I don't know about all of that, but I do know that when I accidentally left a copy of Doom Force behind at a friend's house, I think I put them off comics forever.
Doom Force was a monumental piss-take of the Image era, written by Grant Morrison and drawn by some outrageous talents. Spinning out of Morrison's Doom Patrol - the biggest headfuck in mainstream comics at the time - it pushed all the worst excesses of Image comics over the top. It might all be in Dorthy's head, and it's for the best if it stays there.
When I got a copy of it a year or so after it was published, I thought it was funny as fuck, because I read all the comic press, and was getting heavily into fanzines, and knew all the background behind the thing.
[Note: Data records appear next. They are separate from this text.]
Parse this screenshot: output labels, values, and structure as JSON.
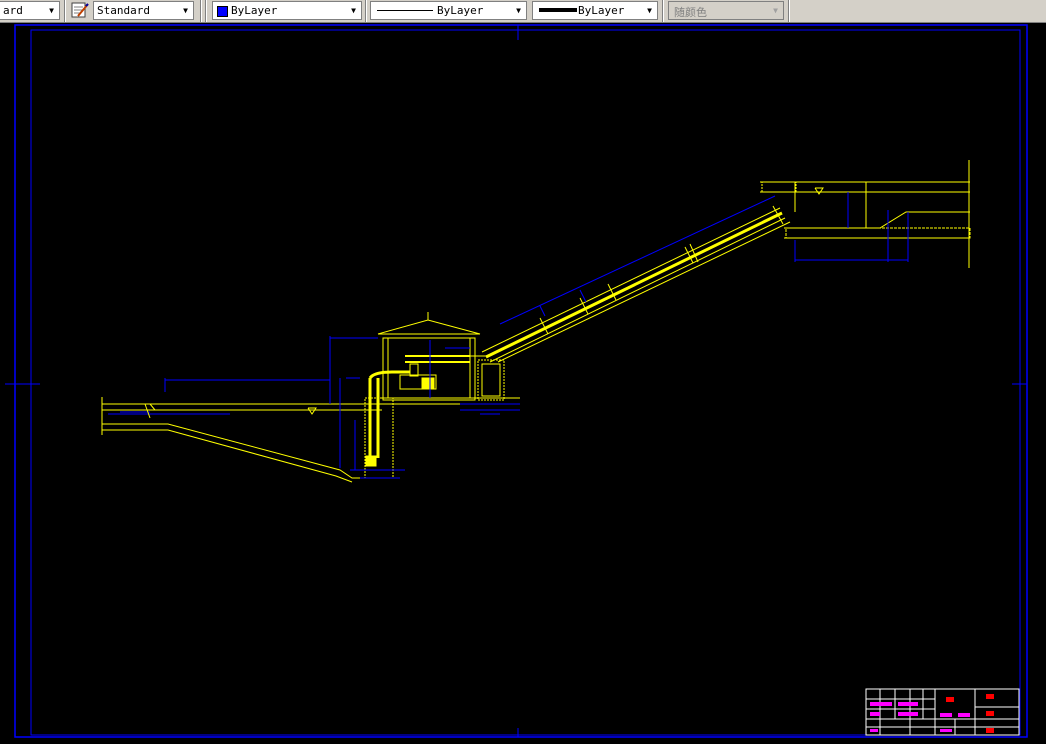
{
  "toolbar": {
    "text_style": "ard",
    "dim_style": "Standard",
    "layer_color": "ByLayer",
    "linetype": "ByLayer",
    "lineweight": "ByLayer",
    "plot_style": "随颜色"
  },
  "colors": {
    "drawing_line": "#ffff00",
    "dimension": "#0000ff",
    "border": "#0000ff",
    "background": "#000000",
    "title_block_text": "#ff00ff"
  },
  "icons": [
    "chevron-down-icon",
    "dimension-style-icon"
  ]
}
It was also a time when I was desperately trying to get my friends to read more comics, with sincere promises that they were more serious and. more artistic. It was the biggest cliche in the world, but it was also true - comics just weren't for kids anymore.
At least, that's what I told my friend Sarah*, and she sounded genuinely interested when she asked about Sandman or Strangers in Paradise. I had already learned to ease people into Love and Rockets, clearly the greatest comic in the world, because it was one where a lot of people just could not get past the tits, so I was taking it easy with things. And then I accidentally left my copy of Doom Force behind at her house.
I got it back a few days later and she said she had read it, and made an interesting face, and said it wasn't really her thing.
But I think I accidentally killed any hope she had for the medium, and I don't blame her - without knowing any of the context, Doom Force is a horrifically awful book, with absolutely terrible art and ridiculously overwritten captions.
It was a full-on satire of all the excesses of the time, and I knew the joke, because I'd been following the whole Image thing right from the start. I knew what Liefeld and Lee and McFarlane were doing, and knew it was ripe to be ripped into. All that promise of comics glory of the 80s took a massive hit when all the pouches started showing on costumes, and there is a quiet desperate anger in Doom Force, that it had all come to this.
Sarah didn't know any of that crap - and nobody really needed to know it - and she didn't seem interested in comic for years afterwards.
Still, we talked recently and she raved about how much she liked The Boys, so who knows?
I don't push comic shit on people so much anymore. Not just because of this - although it but it didn't help - but because evangelism for a medium can be eroded away, and you realise that nobody has to like everything.
But when I do, I'm a lot more careful about the things I leave behind. Nobody needs Doom Force dropped on them, out of the blue.
* Names have been changed because I'm not a fucking monster. I'm still Bob, though.